こうした過程は私の心を昂ぶらせる。楽しい? そう楽しい。紛れもなく私は楽しんでいた。このままずっと作っていたいと思わせるほど楽しかった。
そうして出来上がった花束を、私は愛おしく感じた。私はやり遂げたんだ。
さあ、私は自分にできる全てを注ぎ込んだ。この花束を、菊池さんは気に入ってくれるだろうか? 私の胸は高鳴る一方だった。
「まだまだ未熟だね」
菊池さんはそう言った。
「でも一生懸命、丁寧に作ってくれた。気に入った、このまま仕上げておくれ」
「はいっ!」
そして私は花束を縛る作業に入る。
緊張から解き放たれた私はある感情に包まれていた。
その感情が何なのかすぐには分からなかった。これは達成感だ。もう随分長い間感じた事のない、達成感。前に感じたのはいつのことだろうか? 知っている、中学の頃だ。場所は今と同じ花屋。あの頃の私は、毎日店を閉じると今日もやり遂げたという達成感を得ていた。ああ、私はずっと長い間、大事なものから手を離し続けていたんだ。そう気付いて、少し涙が出そうになった。

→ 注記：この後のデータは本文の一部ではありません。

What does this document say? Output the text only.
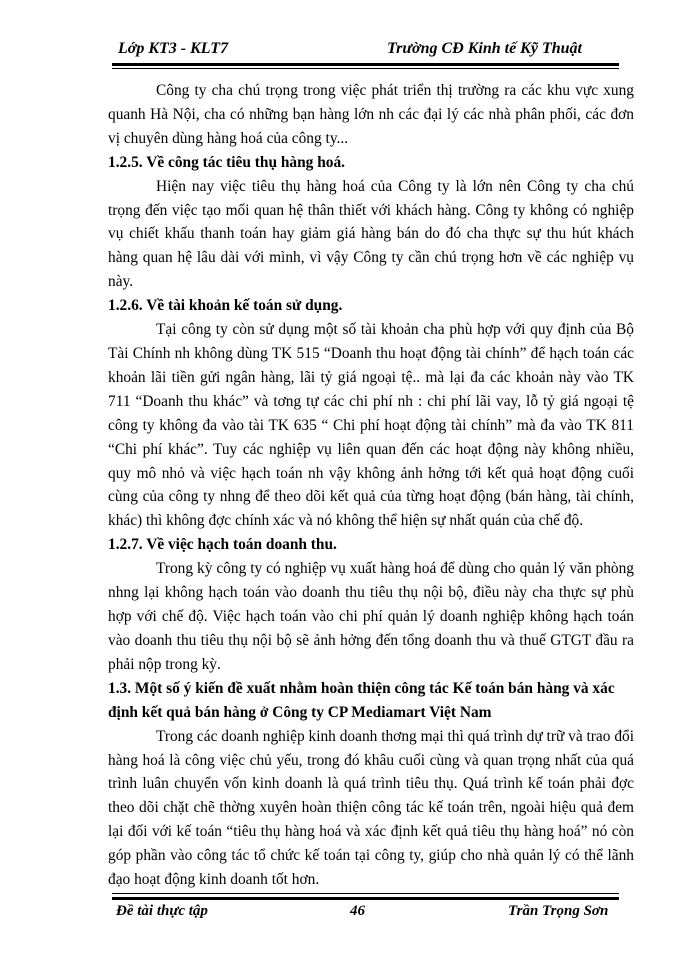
Lớp KT3 - KLT7	Trường CĐ Kinh tế Kỹ Thuật

Công ty cha chú trọng trong việc phát triển thị trường ra các khu vực xung quanh Hà Nội, cha có những bạn hàng lớn nh các đại lý các nhà phân phối, các đơn vị chuyên dùng hàng hoá của công ty...

1.2.5. Về công tác tiêu thụ hàng hoá.

Hiện nay việc tiêu thụ hàng hoá của Công ty là lớn nên Công ty cha chú trọng đến việc tạo mối quan hệ thân thiết với khách hàng. Công ty không có nghiệp vụ chiết khấu thanh toán hay giảm giá hàng bán do đó cha thực sự thu hút khách hàng quan hệ lâu dài với mình, vì vậy Công ty cần chú trọng hơn về các nghiệp vụ này.

1.2.6. Về tài khoản kế toán sử dụng.

Tại công ty còn sử dụng một số tài khoản cha phù hợp với quy định của Bộ Tài Chính nh không dùng TK 515 “Doanh thu hoạt động tài chính” để hạch toán các khoản lãi tiền gửi ngân hàng, lãi tỷ giá ngoại tệ.. mà lại đa các khoản này vào TK 711 “Doanh thu khác” và tơng tự các chi phí nh : chi phí lãi vay, lỗ tỷ giá ngoại tệ công ty không đa vào tài TK 635 “ Chi phí hoạt động tài chính” mà đa vào TK 811 “Chi phí khác”. Tuy các nghiệp vụ liên quan đến các hoạt động này không nhiều, quy mô nhỏ và việc hạch toán nh vậy không ảnh hởng tới kết quả hoạt động cuối cùng của công ty nhng để theo dõi kết quả của từng hoạt động (bán hàng, tài chính, khác) thì không đợc chính xác và nó không thể hiện sự nhất quán của chế độ.

1.2.7. Về việc hạch toán doanh thu.

Trong kỳ công ty có nghiệp vụ xuất hàng hoá để dùng cho quản lý văn phòng nhng lại không hạch toán vào doanh thu tiêu thụ nội bộ, điều này cha thực sự phù hợp với chế độ. Việc hạch toán vào chi phí quản lý doanh nghiệp không hạch toán vào doanh thu tiêu thụ nội bộ sẽ ảnh hởng đến tổng doanh thu và thuế GTGT đầu ra phải nộp trong kỳ.

1.3. Một số ý kiến đề xuất nhằm hoàn thiện công tác Kế toán bán hàng và xác định kết quả bán hàng ở Công ty CP Mediamart Việt Nam

Trong các doanh nghiệp kinh doanh thơng mại thì quá trình dự trữ và trao đổi hàng hoá là công việc chủ yếu, trong đó khâu cuối cùng và quan trọng nhất của quá trình luân chuyển vốn kinh doanh là quá trình tiêu thụ. Quá trình kế toán phải đợc theo dõi chặt chẽ thờng xuyên hoàn thiện công tác kế toán trên, ngoài hiệu quả đem lại đối với kế toán “tiêu thụ hàng hoá và xác định kết quả tiêu thụ hàng hoá” nó còn góp phần vào công tác tổ chức kế toán tại công ty, giúp cho nhà quản lý có thể lãnh đạo hoạt động kinh doanh tốt hơn.

Đề tài thực tập	46	Trần Trọng Sơn
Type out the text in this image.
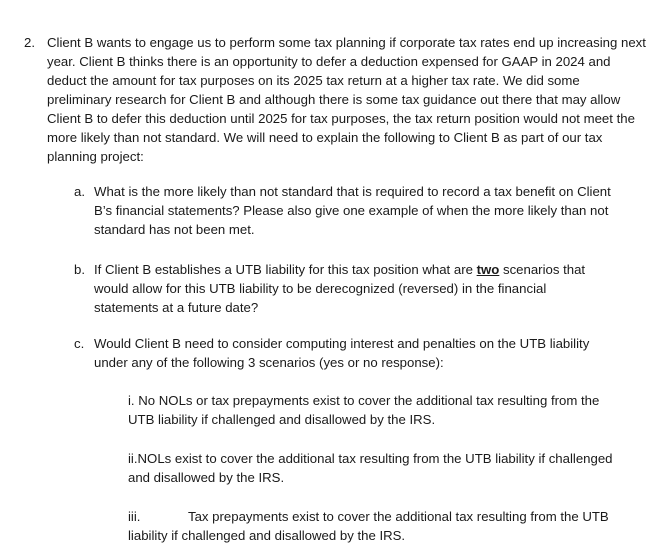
2. Client B wants to engage us to perform some tax planning if corporate tax rates end up increasing next year. Client B thinks there is an opportunity to defer a deduction expensed for GAAP in 2024 and deduct the amount for tax purposes on its 2025 tax return at a higher tax rate. We did some preliminary research for Client B and although there is some tax guidance out there that may allow Client B to defer this deduction until 2025 for tax purposes, the tax return position would not meet the more likely than not standard. We will need to explain the following to Client B as part of our tax planning project:
a. What is the more likely than not standard that is required to record a tax benefit on Client B’s financial statements? Please also give one example of when the more likely than not standard has not been met.
b. If Client B establishes a UTB liability for this tax position what are two scenarios that would allow for this UTB liability to be derecognized (reversed) in the financial statements at a future date?
c. Would Client B need to consider computing interest and penalties on the UTB liability under any of the following 3 scenarios (yes or no response):
i. No NOLs or tax prepayments exist to cover the additional tax resulting from the UTB liability if challenged and disallowed by the IRS.
ii.NOLs exist to cover the additional tax resulting from the UTB liability if challenged and disallowed by the IRS.
iii.	Tax prepayments exist to cover the additional tax resulting from the UTB liability if challenged and disallowed by the IRS.
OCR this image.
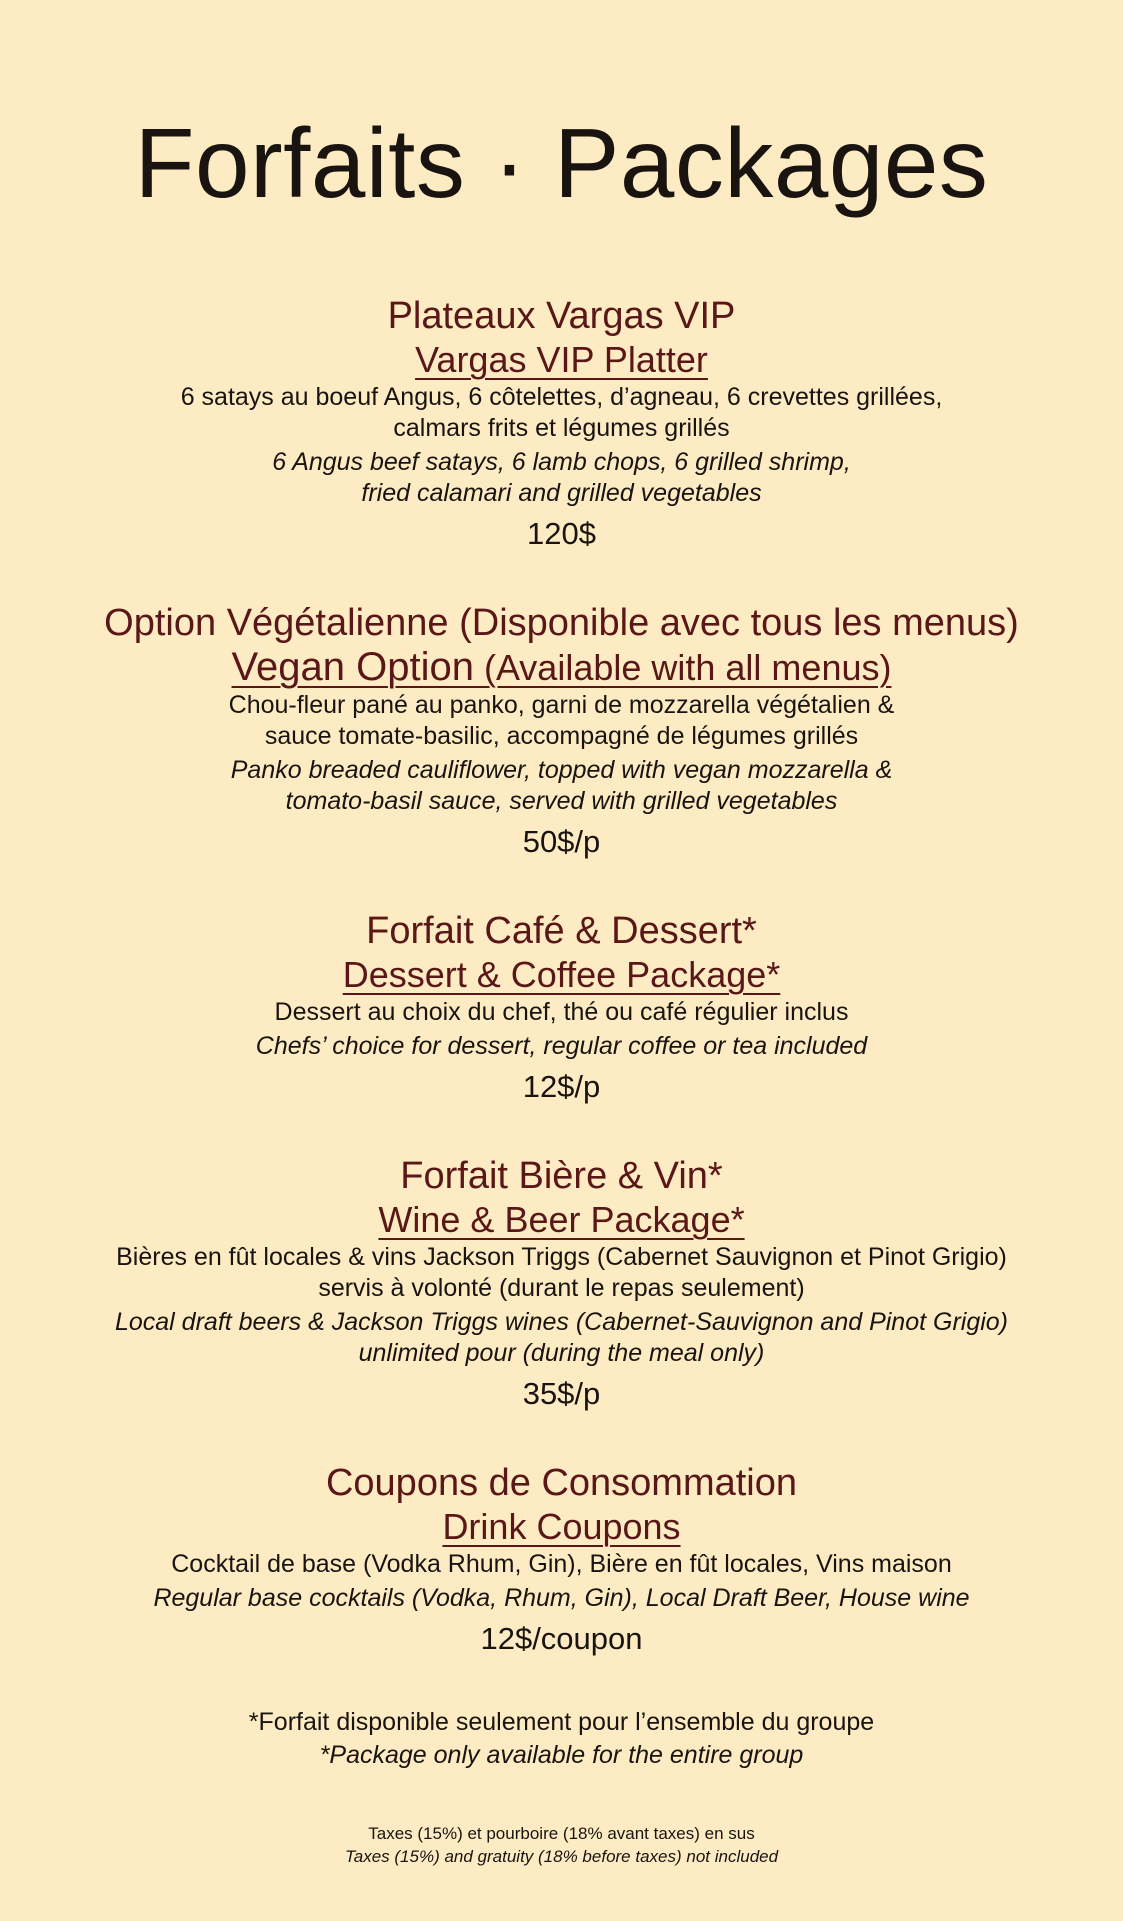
Forfaits · Packages
Plateaux Vargas VIP
Vargas VIP Platter
6 satays au boeuf Angus, 6 côtelettes, d’agneau, 6 crevettes grillées,
calmars frits et légumes grillés
6 Angus beef satays, 6 lamb chops, 6 grilled shrimp,
fried calamari and grilled vegetables
120$
Option Végétalienne (Disponible avec tous les menus)
Vegan Option (Available with all menus)
Chou-fleur pané au panko, garni de mozzarella végétalien &
sauce tomate-basilic, accompagné de légumes grillés
Panko breaded cauliflower, topped with vegan mozzarella &
tomato-basil sauce, served with grilled vegetables
50$/p
Forfait Café & Dessert*
Dessert & Coffee Package*
Dessert au choix du chef, thé ou café régulier inclus
Chefs’ choice for dessert, regular coffee or tea included
12$/p
Forfait Bière & Vin*
Wine & Beer Package*
Bières en fût locales & vins Jackson Triggs (Cabernet Sauvignon et Pinot Grigio)
servis à volonté (durant le repas seulement)
Local draft beers & Jackson Triggs wines (Cabernet-Sauvignon and Pinot Grigio)
unlimited pour (during the meal only)
35$/p
Coupons de Consommation
Drink Coupons
Cocktail de base (Vodka Rhum, Gin), Bière en fût locales, Vins maison
Regular base cocktails (Vodka, Rhum, Gin), Local Draft Beer, House wine
12$/coupon
*Forfait disponible seulement pour l’ensemble du groupe
*Package only available for the entire group
Taxes (15%) et pourboire (18% avant taxes) en sus
Taxes (15%) and gratuity (18% before taxes) not included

最後ラッピングまで済ませた花束を、少し名残惜しく思いながら菊池さんに渡す。花屋が作る花束は、お客に渡して完成すると知ってはいるのだが。
「この調子で頑張りな」
菊池さんは最後に笑顔を向けてくれた。
菊池さんを見送りながら興奮が心地良く引いていくのを感じていると、急に頭を鷲づかみにされる。
「よくやった」
母が力任せに私の頭をかき回し、髪をくしゃくしゃにしてしまう。抗議してもやめようとしないので、そのまま好きなようにやらせておいた。
一日を終え、ベッドに横たわった私は両手を天井に向かって突き出す。手を握りしめ、また開く。そうやって未だ消えない感触を味わうのだ。手のひらから、そして胸の内から消えない感触を。
この日、私の中で何かがガチャリと切り替わった。